I'm trying to understand where the combinations (the coeffecients of the $Si$'s) of this example come from.
From my understanding, the first example denotes the generalized inclusion exclusion using $3$ sets ($t=3$ denotes this) and $E_1$ is the number of sets such that exactly one of the three conditions $c_1,c_2,c_3$ are met. Similarly, $S_i$ denotes the number of elements such that $i$ conditions are met.
Here is another example for $t=4$.
The cleanest derivation I've seen is in Wilf's generatingfunctionology (third edition 2004, A. K. Peters).
Define objects having properties, a set is identified with a property (i.e., if $x \in A$, we say $x$ has property $A$). Call $N(\supseteq S)$ the number of objects having the properties in $S$ (and possibly others). It is easy to compute the values:
$\begin{align} N_r = \sum_{\lvert S \rvert = r} N(\supseteq S) \end{align}$
i.e., add up all the $N(\supseteq S)$ for $r$ properties.
Call $e_t$ the number of objects with exactly $t$ properties, typically we set up things so we are interested in $e_0$, number of objects without any properties.

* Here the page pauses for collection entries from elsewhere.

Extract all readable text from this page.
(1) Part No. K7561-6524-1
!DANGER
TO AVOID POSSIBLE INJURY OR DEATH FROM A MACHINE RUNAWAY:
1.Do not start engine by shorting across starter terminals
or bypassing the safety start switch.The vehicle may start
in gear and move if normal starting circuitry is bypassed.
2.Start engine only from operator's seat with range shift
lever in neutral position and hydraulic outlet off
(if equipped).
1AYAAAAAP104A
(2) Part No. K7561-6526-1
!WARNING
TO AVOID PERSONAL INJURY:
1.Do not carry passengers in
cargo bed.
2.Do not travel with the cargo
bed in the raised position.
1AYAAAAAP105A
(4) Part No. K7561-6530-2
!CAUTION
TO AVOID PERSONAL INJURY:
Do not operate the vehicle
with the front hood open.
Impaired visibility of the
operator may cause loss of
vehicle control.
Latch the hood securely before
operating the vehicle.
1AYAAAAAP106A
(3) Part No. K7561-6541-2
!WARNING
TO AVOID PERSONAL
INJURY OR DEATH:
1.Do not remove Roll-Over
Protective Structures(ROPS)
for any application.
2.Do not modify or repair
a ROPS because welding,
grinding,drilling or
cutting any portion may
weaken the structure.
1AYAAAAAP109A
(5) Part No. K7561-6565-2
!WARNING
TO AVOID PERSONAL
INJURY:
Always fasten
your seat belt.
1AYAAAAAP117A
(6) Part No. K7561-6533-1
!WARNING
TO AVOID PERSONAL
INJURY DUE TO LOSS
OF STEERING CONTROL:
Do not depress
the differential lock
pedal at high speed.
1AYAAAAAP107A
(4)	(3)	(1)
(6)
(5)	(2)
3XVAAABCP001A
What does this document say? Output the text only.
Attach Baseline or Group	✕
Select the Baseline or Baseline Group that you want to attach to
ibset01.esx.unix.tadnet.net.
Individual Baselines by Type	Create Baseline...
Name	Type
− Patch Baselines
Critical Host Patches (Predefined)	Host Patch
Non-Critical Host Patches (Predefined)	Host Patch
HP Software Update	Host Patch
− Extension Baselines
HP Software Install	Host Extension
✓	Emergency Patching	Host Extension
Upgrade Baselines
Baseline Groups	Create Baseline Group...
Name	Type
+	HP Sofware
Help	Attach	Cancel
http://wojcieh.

We want to relate $N_r$ with the $e_t$. An object with exactly $t$ properties will be counted $\binom{t}{r}$ times when counting $N_r$, so:
$\begin{align} N_r = \sum_{t} \binom{t}{r} e_t \end{align}$
Define generating functions:
$\begin{align} N(z) &= \sum_r N_r z^r \\ E(z) &= \sum_t e_t z^t \end{align}$
From the above:
$\begin{align} N(z) &= \sum_{r} N_r z^r \\ &= \sum_r \sum_t \binom{t}{r} e_t z^t \\ &= \sum_t e_t \sum_r \binom{t}{r} z^t \\ &= \sum_t e_t (1 + z)^t \\ &= E(z + 1) \end{align}$
From here you get the magic formula:
$$E(z) = N(z - 1)$$
In particular, you have:
$\begin{align} e_0 &= E(0) \\ &= N(-1) \\ &= \sum_r (-1)^r N_r \\ e_t &= [z^t] E(z) \\ &= [z^t] N(z - 1) \\ &= \sum_r N_r [z^t] (z - 1)^r \\ &= \sum_r (-1)^{r - t} \binom{r}{t} N_r \end{align}$
Your binomial coefficients materialized.
The advantage is that it is often easy to work with $N(z)$ directly, and get $e_0$. The formula for $e_t$ is messy, but very easy to derive by this route on the fly if needed.